Sine a few weeks challange is fired on when i try to make a new post in wordpress. I have to whitelist my ip every day before posting new stuff on my website.
URI /wp-json/wp/v2/posts/201472?_locale=user
Type
waf
User Agent
Mozilla/5.0 (Windows NT 10.0; Win64; x64) AppleWebKit/537.36 (KHTML, like Gecko) Chrome/74.0.3729.131 Safari/537.36
Can you check why is that happening and fix it in your rules if there is some error there.
This is probably triggered by the OWASP ruleset in the WAF. It is fairly common - if you don’t want to whitelist your IP, you can lower the sensitivity of it under ‘Managed Rules’:
Ok, I do have a WordPress site that has exactly the same issue. I currently whitelist the IP that I am using, if you look at the challenge in your firewall events log, it should tell you exactly what rule(s) were triggered any why they got challenged, you can then look and see if you can just disable specific rules, rather than turning it completely off…
I am on mobile at the moment, but will test a bit when back at at a computer
Don’t know if yours is the same, but for me, just saving a post without my IP whitelisted triggers the rule IDs below, from various groups in the OWASP ModSecurity Core Rule Set. Short of disabling them, I am not sure what other alternatives to whitelisting your IP you have, I can confirm that even with the sensitivity set to Low, it still triggers these rules. Maybe someone else has an idea?
If you’re encountering false positive due to the WAF, there are 3 actions that you could take here:
Add the IP(s) doing the request to the IP Firewall as allowlisted, if the users connecting to your backend are always using the same IP
This is the best solution as it does not affect the site security. How do I control IP access to my site?
Disable the affected WAF rule(s)
This will reduce the security of the site, but will stop the requests from getting blocked / challenged. How do I configure the WAF?
It the rule blocking is 981176 , it means it was blocked by the OWASP rules. You need then to decrease the OWASP sensitivity: a request was blocked by rule 981176, what does that mean?
Disable the Web Application Firewall from the requested endpoint (not recommended!)
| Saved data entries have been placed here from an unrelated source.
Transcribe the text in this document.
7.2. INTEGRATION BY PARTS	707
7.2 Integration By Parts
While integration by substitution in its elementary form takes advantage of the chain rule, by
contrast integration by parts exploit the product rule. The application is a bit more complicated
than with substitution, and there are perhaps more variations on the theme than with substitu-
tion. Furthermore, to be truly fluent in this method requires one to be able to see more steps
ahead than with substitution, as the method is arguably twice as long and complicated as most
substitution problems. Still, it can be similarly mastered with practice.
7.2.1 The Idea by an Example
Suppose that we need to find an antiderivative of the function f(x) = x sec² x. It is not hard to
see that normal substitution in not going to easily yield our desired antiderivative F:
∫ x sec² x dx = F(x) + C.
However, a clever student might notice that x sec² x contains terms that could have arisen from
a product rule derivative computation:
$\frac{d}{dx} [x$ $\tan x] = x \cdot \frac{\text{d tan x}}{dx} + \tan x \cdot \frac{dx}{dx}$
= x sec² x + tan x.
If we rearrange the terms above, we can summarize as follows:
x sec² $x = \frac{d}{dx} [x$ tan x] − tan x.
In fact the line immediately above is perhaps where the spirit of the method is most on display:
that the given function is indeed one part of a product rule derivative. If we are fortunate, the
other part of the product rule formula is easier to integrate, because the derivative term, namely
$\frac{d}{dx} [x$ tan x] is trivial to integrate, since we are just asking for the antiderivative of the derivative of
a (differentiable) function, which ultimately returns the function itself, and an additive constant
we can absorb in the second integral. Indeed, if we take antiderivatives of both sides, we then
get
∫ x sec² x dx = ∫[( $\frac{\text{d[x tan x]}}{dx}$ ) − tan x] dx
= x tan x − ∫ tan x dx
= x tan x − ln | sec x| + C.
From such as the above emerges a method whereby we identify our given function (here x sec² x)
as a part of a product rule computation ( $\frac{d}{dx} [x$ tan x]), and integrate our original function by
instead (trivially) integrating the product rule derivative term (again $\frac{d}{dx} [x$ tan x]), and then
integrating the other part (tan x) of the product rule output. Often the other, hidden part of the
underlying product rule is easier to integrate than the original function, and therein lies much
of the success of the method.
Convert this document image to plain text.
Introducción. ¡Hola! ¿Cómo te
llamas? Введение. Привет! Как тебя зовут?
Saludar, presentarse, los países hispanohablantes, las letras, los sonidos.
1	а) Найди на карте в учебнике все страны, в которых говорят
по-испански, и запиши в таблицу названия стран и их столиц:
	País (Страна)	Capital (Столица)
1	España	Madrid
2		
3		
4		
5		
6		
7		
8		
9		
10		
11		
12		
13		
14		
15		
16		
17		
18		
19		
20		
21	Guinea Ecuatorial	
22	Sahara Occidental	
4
This will result in lower security, as the WAF will no longer be applicable on that location.
This action is done by using Page Rules: Understanding and Configuring Cloudflare Page Rules (Page Rules Tutorial)
I am using paid plan for years without this problem. I am more suspecting change to nginx as it act as some kind of proxy (not big expert in it but reverse proxy is term i’ve read many times).